Couples counselling moves at a different pace to individual counselling. Having another person in the room who can respond, real time, to what you are saying provides an immediate feedback loop which can be both beneficial and challenging. Sometimes we all pull the wool over our eyes, not wanting to really acknowledge what is happening. In couples counselling it is hard to deceive yourself or the counsellor because not only is the way you relate there in the room to be observed, but also your partner may well say what they think and feel, shining a light into areas you find uncomfortable.

Couples counselling tends to progress more quickly than one to one work, it also tends to be more dynamic and challenging. It’s far more common for a client to leave a couples session part way through for this reason.
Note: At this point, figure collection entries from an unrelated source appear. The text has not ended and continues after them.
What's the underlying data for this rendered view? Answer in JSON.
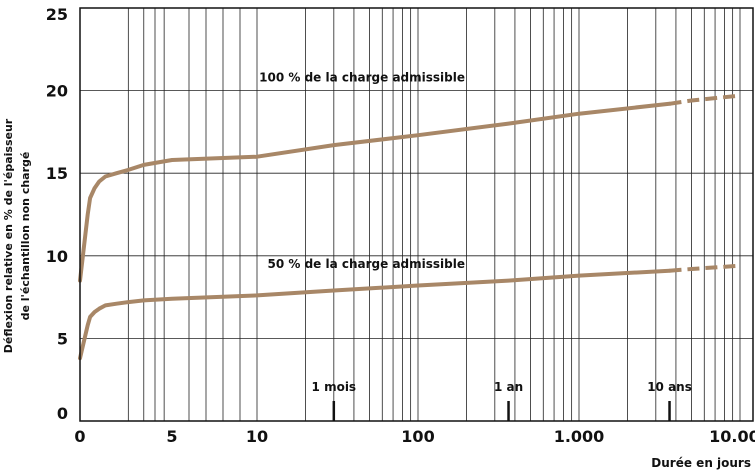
{
  "chart_data": {
    "type": "line",
    "title": "",
    "ylabel": [
      "Déflexion relative en % de l'épaisseur",
      "de l'échantillon non chargé"
    ],
    "xlabel": "Durée en jours",
    "ylim": [
      0,
      25
    ],
    "yticks": [
      0,
      5,
      10,
      15,
      20,
      25
    ],
    "x_tick_labels": [
      {
        "value": 0,
        "label": "0"
      },
      {
        "value": 5,
        "label": "5"
      },
      {
        "value": 10,
        "label": "10"
      },
      {
        "value": 100,
        "label": "100"
      },
      {
        "value": 1000,
        "label": "1.000"
      },
      {
        "value": 10000,
        "label": "10.000"
      }
    ],
    "markers": [
      {
        "label": "1 mois",
        "x": 30
      },
      {
        "label": "1 an",
        "x": 365
      },
      {
        "label": "10 ans",
        "x": 3650
      }
    ],
    "grid": true,
    "line_color": "#a88767",
    "series": [
      {
        "name": "100 % de la charge admissible",
        "x": [
          0,
          0.01,
          0.02,
          0.05,
          0.1,
          0.2,
          0.5,
          1,
          2,
          5,
          10,
          30,
          100,
          365,
          1000,
          3650
        ],
        "y": [
          8.5,
          12.5,
          13.5,
          14.1,
          14.5,
          14.8,
          15.0,
          15.2,
          15.5,
          15.8,
          16.0,
          16.7,
          17.3,
          18.0,
          18.6,
          19.2
        ],
        "projection_x": [
          3650,
          5000,
          10000
        ],
        "projection_y": [
          19.2,
          19.4,
          19.7
        ]
      },
      {
        "name": "50 % de la charge admissible",
        "x": [
          0,
          0.01,
          0.02,
          0.05,
          0.1,
          0.2,
          0.5,
          1,
          2,
          5,
          10,
          30,
          100,
          365,
          1000,
          3650
        ],
        "y": [
          3.8,
          5.8,
          6.3,
          6.6,
          6.8,
          7.0,
          7.1,
          7.2,
          7.3,
          7.4,
          7.6,
          7.9,
          8.2,
          8.5,
          8.8,
          9.1
        ],
        "projection_x": [
          3650,
          5000,
          10000
        ],
        "projection_y": [
          9.1,
          9.2,
          9.4
        ]
      }
    ]
  }
}
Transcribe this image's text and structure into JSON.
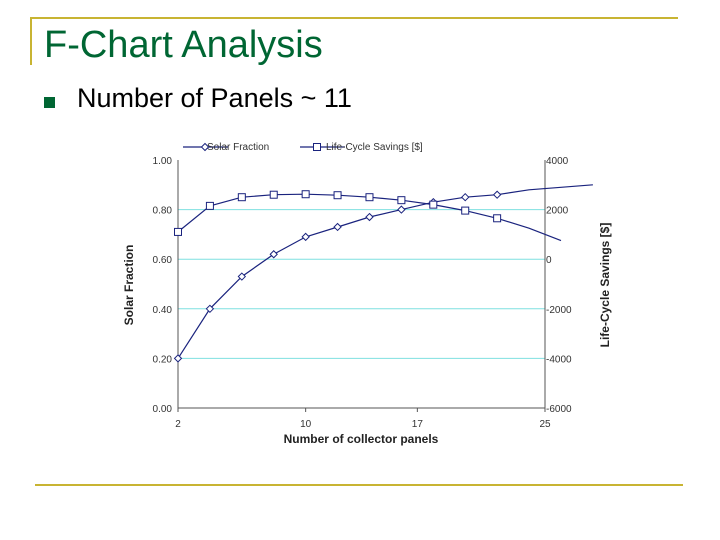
{
  "slide": {
    "title": "F-Chart Analysis",
    "bullet": "Number of Panels ~ 11"
  },
  "colors": {
    "title": "#006633",
    "bullet": "#006633",
    "rule": "#c8b432",
    "series_line": "#1a237e",
    "grid": "#7fe0e0"
  },
  "icons": {
    "bullet": "square-bullet-icon",
    "solar_marker": "diamond-marker-icon",
    "lcs_marker": "square-marker-icon"
  },
  "chart_data": {
    "type": "line",
    "title": "",
    "xlabel": "Number of collector panels",
    "ylabel_left": "Solar Fraction",
    "ylabel_right": "Life-Cycle Savings [$]",
    "x_ticks": [
      2,
      10,
      17,
      25
    ],
    "xlim": [
      2,
      25
    ],
    "ylim_left": [
      0,
      1
    ],
    "ylim_right": [
      -6000,
      4000
    ],
    "y_ticks_left": [
      "0.00",
      "0.20",
      "0.40",
      "0.60",
      "0.80",
      "1.00"
    ],
    "y_ticks_right": [
      "-6000",
      "-4000",
      "-2000",
      "0",
      "2000",
      "4000"
    ],
    "grid": "horizontal",
    "legend_position": "top",
    "legend": [
      "Solar Fraction",
      "Life-Cycle Savings [$]"
    ],
    "series": [
      {
        "name": "Solar Fraction",
        "axis": "left",
        "marker": "diamond",
        "x": [
          2,
          4,
          6,
          8,
          10,
          12,
          14,
          16,
          18,
          20,
          22,
          24,
          26,
          28
        ],
        "y": [
          0.2,
          0.4,
          0.53,
          0.62,
          0.69,
          0.73,
          0.77,
          0.8,
          0.83,
          0.85,
          0.86,
          0.88,
          0.89,
          0.9
        ],
        "markers_x": [
          2,
          4,
          6,
          8,
          10,
          12,
          14,
          16,
          18,
          20,
          22
        ]
      },
      {
        "name": "Life-Cycle Savings [$]",
        "axis": "right",
        "marker": "square",
        "x": [
          2,
          4,
          6,
          8,
          10,
          12,
          14,
          16,
          18,
          20,
          22,
          24,
          26
        ],
        "y": [
          1100,
          2150,
          2500,
          2600,
          2620,
          2580,
          2500,
          2380,
          2200,
          1960,
          1650,
          1250,
          750
        ],
        "markers_x": [
          2,
          4,
          6,
          8,
          10,
          12,
          14,
          16,
          18,
          20,
          22
        ]
      }
    ]
  }
}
My advice is to begin with the end in mind, if you have a good, strong reason for being in counselling then you are more likely to be open to exploring the uncomfortable.

Be careful what you wish for

Couples counselling is often criticised, even though the research findings are that when conducted well, and when both partners are still invested in the relationship, it can be very effective. Do be aware that like any therapy, it will have effects. If deep down you want things to stay as they are, then couples counselling will not be for you. Simply having a third person observe and reflect back the dynamic of your relating changes things, you can’t unknow things that you learn about yourself or each other.

Things do often get worse before they get better, this is a normal part of any therapeutic work but is particularly evident in couples work. Be clear what it is you both want from couples counselling before you go, this will help your counsellor to focus on what matters most to you.